Tuesday, August 15, 2017

Defending Charlottesville Nazis is Trap for Conservatives

In the wake of the Charlottesville protests, the equivocations among Republicans are already beginning, starting with President Trump. The president, who seldom fails to speak his mind on Twitter, offered an uncharacteristically judicious tweet in the wake of the violence.

“We ALL must be united & condemn all that hate stands for. There is no place for this kind of violence in America. Lets [sic] come together as one!” the president tweeted.

If ever there was a time for President Trump to issue a strong message that parses no words, this is it. While the message of unity is appropriate, it is also appropriate to condemn the white supremacists who started the whole fracas.

While radicals on both sides deserve to be condemned, it should not be hard to single out neo-Nazis who march under the swastika flag for specific condemnation. The German Nazi flag cannot be considered to be part of our heritage. Far from it. We fought a world war to keep the swastika flag far from our shores.

Neo-Nazi radicals have the right to their opinion. They have the right to peacefully and lawfully assemble. That does not mean that they should not be criticized and condemned for their actions and the violence that they have instigated.

While all the groups involved in the Charlottesville skirmishing are worthy of condemnation, it is especially important for conservatives and Republicans to denounce the alt-right demonstrators for two reasons. First, in the minds of many people, the Republican Party is already associated with racism. Republicans should take every opportunity to distance themselves from that perception.

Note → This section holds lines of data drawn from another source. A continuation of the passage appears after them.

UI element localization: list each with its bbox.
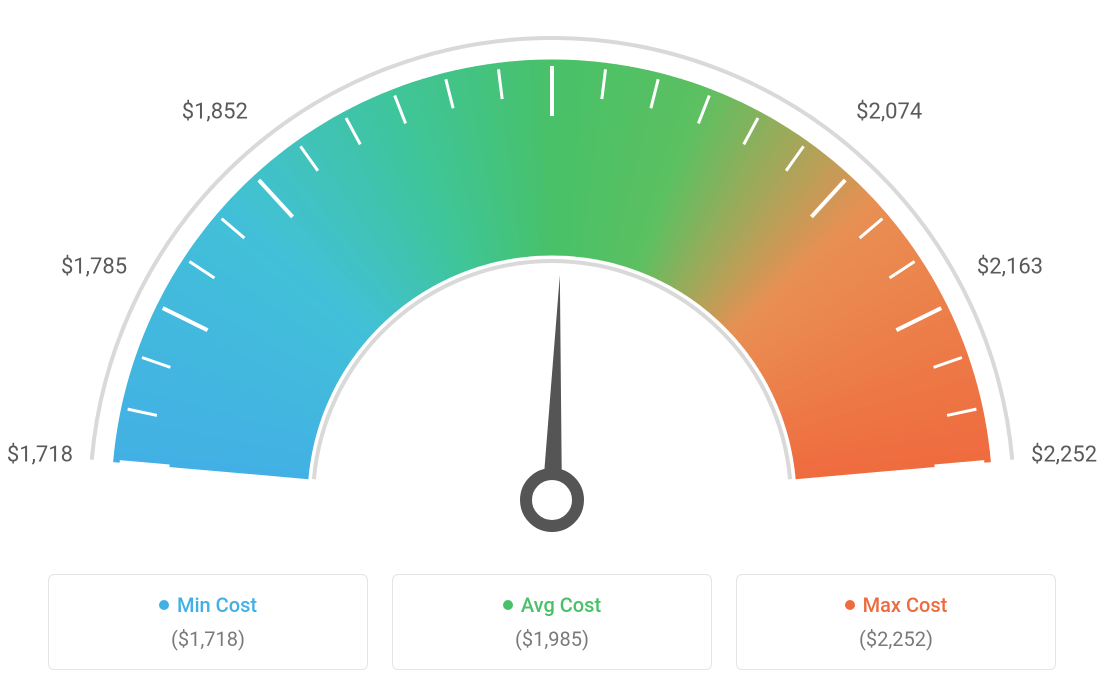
legend-title-max: Max Cost (845, 593, 948, 617)
legend-title-text: Max Cost (863, 593, 948, 617)
legend-value-avg: ($1,985) (403, 627, 701, 651)
gauge-tick-label: $2,074 (856, 100, 922, 125)
gauge-tick-label: $2,163 (977, 254, 1043, 279)
gauge-svg (0, 0, 1104, 560)
legend-title-text: Min Cost (177, 593, 257, 617)
gauge-tick-label: $1,718 (7, 443, 73, 468)
gauge-chart: $1,718$1,785$1,852$1,985$2,074$2,163$2,2… (0, 0, 1104, 560)
legend-title-avg: Avg Cost (503, 593, 601, 617)
legend-row: Min Cost ($1,718) Avg Cost ($1,985) Max … (0, 574, 1104, 670)
dot-icon (845, 600, 855, 610)
legend-card-max: Max Cost ($2,252) (736, 574, 1056, 670)
legend-card-avg: Avg Cost ($1,985) (392, 574, 712, 670)
legend-card-min: Min Cost ($1,718) (48, 574, 368, 670)
gauge-tick-label: $1,785 (61, 254, 127, 279)
gauge-tick-label: $2,252 (1031, 443, 1097, 468)
dot-icon (159, 600, 169, 610)
dot-icon (503, 600, 513, 610)
legend-title-text: Avg Cost (521, 593, 601, 617)
legend-value-max: ($2,252) (747, 627, 1045, 651)
gauge-tick-label: $1,852 (182, 100, 248, 125)
legend-title-min: Min Cost (159, 593, 257, 617)
legend-value-min: ($1,718) (59, 627, 357, 651)
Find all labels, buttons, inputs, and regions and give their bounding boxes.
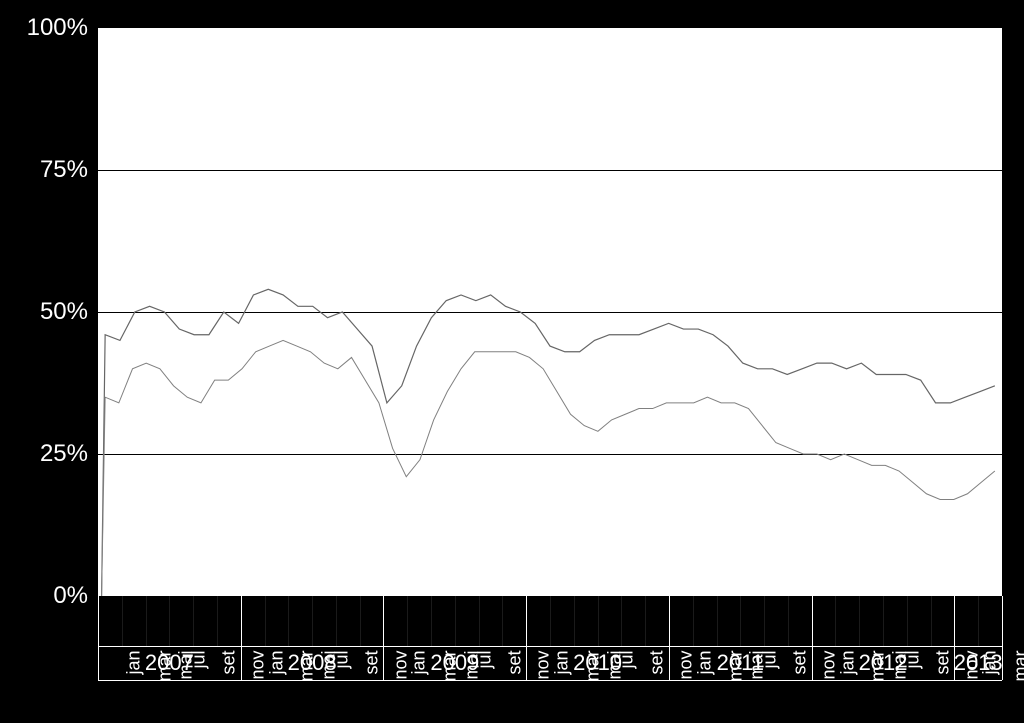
line-chart: 0%25%50%75%100%janmarmaijulsetnovjanmarm… [0, 0, 1024, 723]
series-layer [0, 0, 1024, 723]
series-upper [102, 289, 995, 596]
series-lower [102, 340, 995, 596]
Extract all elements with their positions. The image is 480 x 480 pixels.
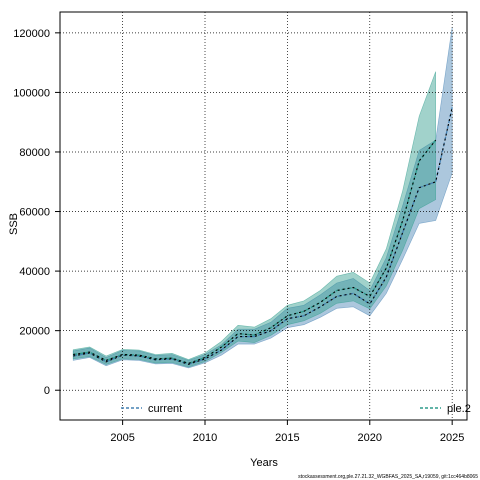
y-tick-label-20000: 20000	[19, 326, 50, 338]
y-tick-label-40000: 40000	[19, 266, 50, 278]
plot-frame	[59, 11, 468, 421]
y-tick-label-80000: 80000	[19, 147, 50, 159]
y-tick-label-100000: 100000	[13, 87, 50, 99]
band-ple2	[72, 71, 437, 368]
series-lines	[73, 107, 453, 365]
x-axis-ticks: 2005 2010 2015 2020 2025	[110, 420, 464, 444]
x-tick-label-2005: 2005	[110, 432, 134, 444]
y-axis-ticks: 0 20000 40000 60000 80000 100000 120000	[13, 28, 60, 397]
y-axis-title: SSB	[8, 213, 20, 235]
legend-label-current: current	[148, 403, 182, 415]
legend: current ple.2	[121, 403, 471, 415]
line-ple2	[73, 139, 437, 365]
legend-item-current: current	[121, 403, 182, 415]
line-overlay-ple2	[73, 139, 437, 364]
x-tick-label-2015: 2015	[275, 432, 299, 444]
line-current	[73, 107, 453, 365]
grid-lines	[60, 12, 467, 420]
legend-label-ple2: ple.2	[447, 403, 471, 415]
footer-credit: stockassessment.org,ple.27.21.32_WGBFAS_…	[298, 474, 478, 480]
x-axis-title: Years	[250, 457, 278, 469]
y-tick-label-60000: 60000	[19, 207, 50, 219]
x-tick-label-2025: 2025	[440, 432, 464, 444]
y-tick-label-0: 0	[44, 385, 50, 397]
band-current	[72, 26, 453, 369]
y-tick-label-120000: 120000	[13, 28, 50, 40]
confidence-bands	[72, 26, 453, 369]
x-tick-label-2010: 2010	[193, 432, 217, 444]
x-tick-label-2020: 2020	[358, 432, 382, 444]
legend-item-ple2: ple.2	[420, 403, 471, 415]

Second, the demonstrators explicitly claim to be associated with President Trump and the GOP. There are numerous reports of white supremacists wearing “Make America Great Again” hats and other Trump gear. Former Klansman and Republican candidate David Duke said at the rally, “We're going to fulfill the promises of Donald Trump, and that's what we believed in, that's why we voted for Donald Trump, because he said he's going to take our country back and that's what we gotta [sic] do.”

Failure to publicly renounce Duke’s words is a trap for conservatives. If Republicans do not rebuke racists claiming to act in the name of the Trump Administration it will be an implicit endorsement of their actions. For once, it would be to President Trump’s advantage to fire off an angry tweet specifically rebuking the Charlottesville Nazis in terms at least as strong as he reprimanded Jeff Sessions.

If President Trump fails to condemn the white supremacists in Charlottesville, it will be a break with the true traditions of the Republican Party. The GOP was founded as an anti-white supremacist party at the dawn of the Civil War with the Great Emancipator, Abraham Lincoln, as its first president. Another Republican president, Dwight Eisenhower, ordered the 101st Airborne to Little Rock to enforce school integration a century later.

More recently, President Reagan specifically excluded bigots from the big tent of the GOP in his second inaugural address. “In the party of Lincoln, there is no room for intolerance and not even a small corner for anti-Semitism or bigotry of any kind,” Reagan said. “Many people are welcome in our house, but not the bigots.”

In modern America, what easier target for condemnation is there than white supremacists rallying under a Nazi banner? If the president cannot find words to denounce American Nazis, it will speak volumes about his Administration and the new Republican Party.